#记录我的2024#
Quick guide
The Mandrake malware family resurfaced on Google Play after two years of obscurity, disguised as file-sharing, astronomy, and cryptocurrency apps. The malware is known for its stealthy surveillance activities, which have gone through two bands since 2016, 2016-2017 and 2018-2020, successfully evading detection. Its tactics include not operating in 90 countries, sending payloads only to specific victims, implementing self-destruct mechanisms, and using fully functional decoy applications. Kaspersky's research shows that Mandrake has evolved to employ multiple layers of obfuscation techniques to hide his malicious activity and evade analysis. The latest version moves the malicious code to a local repository, making it more difficult to analyze, with the main goal of stealing user credentials and downloading further malicious programs. The emergence of Mandrake shows that malware is increasing in sophistication and stealth despite increased regulation of the app market.
The discovery of the Mandrake malware on Google Play
A mysterious family of Android malware, known for its stealthy surveillance activities, has resurfaced on Google Play after more than two years of stealth. The malware, called Mandrake, is disguised as a file-sharing, astronomy, and cryptocurrency application. In 2020, security firm Bitdefender highlighted Mandrak's intrusive nature in a report. The malware is divided into two distinct bands: the first from 2016 to 2017 and the second from 2018 to 2020. During both periods, it was able to evade detection, attributed to a series of well-designed strategies, including:
- It is not operated in 90 countries, especially in the countries of the former Soviet Union.
- The final payload is sent to only a small subset of specific victims.
- Implement a self-destruct switch called "seppuku", a reference to the ritual suicide in Japan, erasing all traces of malware.
- Decoy apps with full functionality in categories such as Finance, Cars & Vehicles, Video Players & Editing, Art & Design, and Productivity.
- Provides quick fixes for vulnerabilities reported in user reviews.
- Utilize TLS certificate pinning to mask communication with command and control servers.
Mandrake's evolving threat
Bitdefender estimates that the number of victims affected reached tens of thousands during the 2018-2020 band, and the total could reach hundreds of thousands over the entire four-year period. After Bitdefender's 2020 report, the apps Mandrake infected appear to have disappeared from Google Play. However, the security firm Kaspersky reported their reappearance in 2022 and until recently it remained undetected. In addition to launching a new array of decoy applications, Mandrake's operators have implemented several new measures to better hide their malicious activity, circumvent the "sandbox" analysis used by researchers, and defend against malware protections introduced in recent years.
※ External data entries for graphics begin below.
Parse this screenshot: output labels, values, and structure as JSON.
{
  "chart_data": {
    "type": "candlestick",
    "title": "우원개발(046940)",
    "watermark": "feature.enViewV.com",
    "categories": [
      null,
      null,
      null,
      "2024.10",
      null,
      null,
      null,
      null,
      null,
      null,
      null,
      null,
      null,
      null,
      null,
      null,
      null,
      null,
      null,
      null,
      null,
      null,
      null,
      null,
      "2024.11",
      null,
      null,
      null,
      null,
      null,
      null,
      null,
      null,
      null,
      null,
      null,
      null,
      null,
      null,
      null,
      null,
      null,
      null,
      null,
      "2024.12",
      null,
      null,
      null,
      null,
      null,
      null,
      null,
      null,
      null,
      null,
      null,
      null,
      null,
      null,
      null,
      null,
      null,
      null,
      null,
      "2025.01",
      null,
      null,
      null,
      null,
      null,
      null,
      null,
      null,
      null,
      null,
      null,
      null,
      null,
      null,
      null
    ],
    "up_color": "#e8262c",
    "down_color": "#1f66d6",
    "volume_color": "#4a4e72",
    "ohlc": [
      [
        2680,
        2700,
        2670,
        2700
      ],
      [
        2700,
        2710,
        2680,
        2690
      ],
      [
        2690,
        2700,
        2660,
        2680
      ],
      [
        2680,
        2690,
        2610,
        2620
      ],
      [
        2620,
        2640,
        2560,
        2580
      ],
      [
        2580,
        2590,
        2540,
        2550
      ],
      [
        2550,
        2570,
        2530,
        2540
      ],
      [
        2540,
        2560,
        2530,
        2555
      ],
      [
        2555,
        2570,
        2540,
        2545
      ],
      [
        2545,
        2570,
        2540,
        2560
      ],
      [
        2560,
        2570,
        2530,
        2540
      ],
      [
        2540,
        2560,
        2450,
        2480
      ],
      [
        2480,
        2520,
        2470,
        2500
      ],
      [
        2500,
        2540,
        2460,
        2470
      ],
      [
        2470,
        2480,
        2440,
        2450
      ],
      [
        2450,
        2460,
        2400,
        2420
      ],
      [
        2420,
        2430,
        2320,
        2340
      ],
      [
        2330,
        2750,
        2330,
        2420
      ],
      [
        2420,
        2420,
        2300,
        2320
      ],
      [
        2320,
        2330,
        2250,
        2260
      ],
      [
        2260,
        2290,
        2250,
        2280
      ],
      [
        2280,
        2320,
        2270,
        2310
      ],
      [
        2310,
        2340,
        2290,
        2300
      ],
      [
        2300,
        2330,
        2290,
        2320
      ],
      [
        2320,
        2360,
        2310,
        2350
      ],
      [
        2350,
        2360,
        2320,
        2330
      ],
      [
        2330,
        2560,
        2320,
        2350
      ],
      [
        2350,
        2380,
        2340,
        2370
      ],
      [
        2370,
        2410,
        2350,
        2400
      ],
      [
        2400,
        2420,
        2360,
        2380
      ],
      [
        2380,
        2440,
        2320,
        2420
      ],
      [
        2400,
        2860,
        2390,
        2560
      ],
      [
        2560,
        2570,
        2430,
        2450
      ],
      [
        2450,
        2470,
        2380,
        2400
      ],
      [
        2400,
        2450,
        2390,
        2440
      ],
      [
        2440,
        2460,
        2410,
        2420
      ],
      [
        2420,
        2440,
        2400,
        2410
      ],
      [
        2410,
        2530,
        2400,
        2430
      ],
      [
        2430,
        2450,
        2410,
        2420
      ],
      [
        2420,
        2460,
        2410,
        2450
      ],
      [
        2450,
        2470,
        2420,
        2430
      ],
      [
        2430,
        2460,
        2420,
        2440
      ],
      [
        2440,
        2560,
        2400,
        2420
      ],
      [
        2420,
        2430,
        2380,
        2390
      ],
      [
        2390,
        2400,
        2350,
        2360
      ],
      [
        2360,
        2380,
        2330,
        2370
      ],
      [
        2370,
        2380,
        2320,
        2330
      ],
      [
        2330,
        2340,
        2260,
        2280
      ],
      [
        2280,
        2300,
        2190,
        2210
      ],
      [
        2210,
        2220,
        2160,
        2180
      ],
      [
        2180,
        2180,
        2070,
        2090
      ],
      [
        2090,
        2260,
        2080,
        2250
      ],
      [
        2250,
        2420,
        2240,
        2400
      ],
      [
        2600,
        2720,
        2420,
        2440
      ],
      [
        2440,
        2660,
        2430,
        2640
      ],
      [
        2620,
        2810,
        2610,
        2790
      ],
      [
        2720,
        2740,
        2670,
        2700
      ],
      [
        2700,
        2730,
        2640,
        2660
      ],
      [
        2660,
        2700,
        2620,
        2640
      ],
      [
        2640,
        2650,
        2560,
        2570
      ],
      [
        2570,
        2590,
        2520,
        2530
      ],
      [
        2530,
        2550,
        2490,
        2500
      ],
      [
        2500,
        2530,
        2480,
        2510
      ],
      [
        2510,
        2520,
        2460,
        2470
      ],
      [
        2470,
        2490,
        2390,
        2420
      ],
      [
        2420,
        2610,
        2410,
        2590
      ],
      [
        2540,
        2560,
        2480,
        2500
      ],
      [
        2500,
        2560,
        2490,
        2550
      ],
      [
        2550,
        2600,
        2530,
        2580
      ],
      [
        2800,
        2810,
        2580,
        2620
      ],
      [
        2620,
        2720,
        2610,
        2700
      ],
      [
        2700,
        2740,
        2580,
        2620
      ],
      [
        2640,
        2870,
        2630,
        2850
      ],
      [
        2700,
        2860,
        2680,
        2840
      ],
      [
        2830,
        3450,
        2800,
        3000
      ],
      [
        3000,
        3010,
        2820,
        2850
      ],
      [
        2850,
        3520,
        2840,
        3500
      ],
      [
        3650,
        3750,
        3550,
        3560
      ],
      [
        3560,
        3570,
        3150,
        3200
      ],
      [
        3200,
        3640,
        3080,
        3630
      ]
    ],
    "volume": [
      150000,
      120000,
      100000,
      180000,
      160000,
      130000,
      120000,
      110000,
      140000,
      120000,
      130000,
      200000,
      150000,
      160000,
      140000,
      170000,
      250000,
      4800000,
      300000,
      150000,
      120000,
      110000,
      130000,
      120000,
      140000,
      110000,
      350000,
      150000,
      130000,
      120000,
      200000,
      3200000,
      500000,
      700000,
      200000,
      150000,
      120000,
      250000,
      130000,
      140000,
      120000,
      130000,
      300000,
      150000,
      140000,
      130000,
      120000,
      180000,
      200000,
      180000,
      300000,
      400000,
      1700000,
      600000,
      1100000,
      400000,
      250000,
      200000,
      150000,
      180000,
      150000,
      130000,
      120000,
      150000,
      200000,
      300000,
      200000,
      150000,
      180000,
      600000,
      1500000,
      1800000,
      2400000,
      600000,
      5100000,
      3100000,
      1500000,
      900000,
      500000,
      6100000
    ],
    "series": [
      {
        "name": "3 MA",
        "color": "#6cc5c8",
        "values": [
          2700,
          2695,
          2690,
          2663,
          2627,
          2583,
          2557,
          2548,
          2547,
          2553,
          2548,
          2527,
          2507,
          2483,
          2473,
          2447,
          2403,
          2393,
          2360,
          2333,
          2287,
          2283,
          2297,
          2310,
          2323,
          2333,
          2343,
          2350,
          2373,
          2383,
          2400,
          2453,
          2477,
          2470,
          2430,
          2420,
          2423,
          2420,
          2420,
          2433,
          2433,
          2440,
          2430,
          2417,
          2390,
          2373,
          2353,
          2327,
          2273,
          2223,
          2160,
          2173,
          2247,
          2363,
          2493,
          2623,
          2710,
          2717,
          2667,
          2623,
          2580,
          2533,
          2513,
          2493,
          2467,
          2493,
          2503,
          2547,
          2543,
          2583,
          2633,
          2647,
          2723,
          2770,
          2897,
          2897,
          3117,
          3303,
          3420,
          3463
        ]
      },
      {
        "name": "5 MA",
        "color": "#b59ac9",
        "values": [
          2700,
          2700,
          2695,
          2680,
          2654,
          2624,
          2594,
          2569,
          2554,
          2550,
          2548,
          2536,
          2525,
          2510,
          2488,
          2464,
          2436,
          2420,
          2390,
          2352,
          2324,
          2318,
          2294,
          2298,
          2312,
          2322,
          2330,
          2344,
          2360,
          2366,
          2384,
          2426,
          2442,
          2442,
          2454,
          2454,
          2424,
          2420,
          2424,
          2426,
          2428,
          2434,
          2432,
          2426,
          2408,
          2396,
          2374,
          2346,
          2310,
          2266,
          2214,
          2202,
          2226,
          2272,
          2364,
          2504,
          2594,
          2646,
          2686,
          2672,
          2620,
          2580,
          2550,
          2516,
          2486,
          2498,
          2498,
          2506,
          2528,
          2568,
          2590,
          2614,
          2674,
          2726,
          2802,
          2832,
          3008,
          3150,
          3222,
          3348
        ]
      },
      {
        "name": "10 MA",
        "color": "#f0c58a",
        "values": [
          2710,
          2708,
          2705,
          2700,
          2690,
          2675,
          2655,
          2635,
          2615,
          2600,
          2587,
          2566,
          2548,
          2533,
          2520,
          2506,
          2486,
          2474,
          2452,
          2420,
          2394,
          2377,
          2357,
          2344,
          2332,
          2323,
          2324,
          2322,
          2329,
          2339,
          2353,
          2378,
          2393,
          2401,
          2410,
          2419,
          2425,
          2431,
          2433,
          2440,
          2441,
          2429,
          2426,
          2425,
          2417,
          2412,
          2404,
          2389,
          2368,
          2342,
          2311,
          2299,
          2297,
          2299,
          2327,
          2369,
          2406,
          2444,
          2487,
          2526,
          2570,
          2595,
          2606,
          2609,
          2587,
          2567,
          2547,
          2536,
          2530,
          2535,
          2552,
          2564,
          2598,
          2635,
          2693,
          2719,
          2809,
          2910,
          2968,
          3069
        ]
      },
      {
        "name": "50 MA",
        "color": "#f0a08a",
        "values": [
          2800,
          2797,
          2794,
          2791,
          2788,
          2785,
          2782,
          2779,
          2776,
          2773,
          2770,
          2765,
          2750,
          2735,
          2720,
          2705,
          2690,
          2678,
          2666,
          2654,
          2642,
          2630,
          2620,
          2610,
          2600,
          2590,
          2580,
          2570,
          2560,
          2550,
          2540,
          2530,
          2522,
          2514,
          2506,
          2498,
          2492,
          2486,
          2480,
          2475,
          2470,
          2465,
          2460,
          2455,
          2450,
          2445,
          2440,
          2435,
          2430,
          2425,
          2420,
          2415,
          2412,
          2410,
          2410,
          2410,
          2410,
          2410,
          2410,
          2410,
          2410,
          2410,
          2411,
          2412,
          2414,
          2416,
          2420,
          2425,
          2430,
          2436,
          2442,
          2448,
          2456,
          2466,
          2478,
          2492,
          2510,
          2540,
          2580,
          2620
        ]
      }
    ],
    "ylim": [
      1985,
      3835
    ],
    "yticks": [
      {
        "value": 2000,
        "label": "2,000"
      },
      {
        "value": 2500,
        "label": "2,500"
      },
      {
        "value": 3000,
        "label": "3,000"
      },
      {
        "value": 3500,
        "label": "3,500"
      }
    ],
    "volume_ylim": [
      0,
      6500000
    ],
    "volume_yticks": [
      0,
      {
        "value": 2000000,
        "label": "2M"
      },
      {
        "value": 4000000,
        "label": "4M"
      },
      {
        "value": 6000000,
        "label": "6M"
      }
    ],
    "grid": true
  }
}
Kaspersky researchers Tatyana · Shishkova and Igor · Golovin noted: "Mandrak spyware is dynamically evolving, improving its stealth methods, sandbox evasion, and bypassing new defense mechanisms. "Four years after the first campaign was app evasion detection, the current campaign has been hidden for two years while still being available for download on Google Play. This demonstrates the superior skills of threat actors, showing that tighter application controls will only lead to more sophisticated and harder-to-detect threats infiltrating the official app market.
Advanced obfuscation techniques
A distinguishing feature of the latest generation of Mandrake is its multi-layered obfuscation design, designed to prevent researchers from analyzing and bypassing Google's review process for malicious apps. Kaspersky identified five apps that first appeared on Google Play in 2022 and have been available for at least a year, with the most recent one updated on March 15 and subsequently removed later this month. By earlier this month, none of these apps had been flagged as malicious by any of the major malware detection providers.
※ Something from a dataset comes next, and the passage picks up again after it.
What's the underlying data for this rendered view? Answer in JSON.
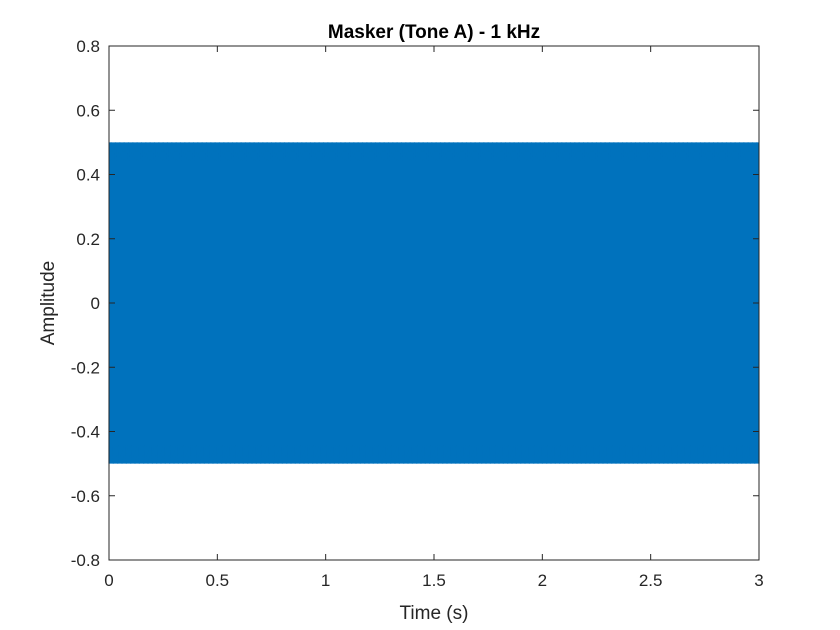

One way to obfuscate is to move malicious functionality to local libraries, which are also obfuscated. Previously, Mandrake stored its malicious logic in the application's DEX file, which was relatively easy to analyze. By relocating malicious code to a local repository libopencv_dnn.so, Mandrake makes analysis and detection more difficult. In addition, by using the OLLVM obfuscator on the local library, the Mandrake application becomes more stealthy. Mandrake's main goal is to steal user credentials, as well as download and execute further malicious applications, actions that only occur in late-stage infections that target specific targets.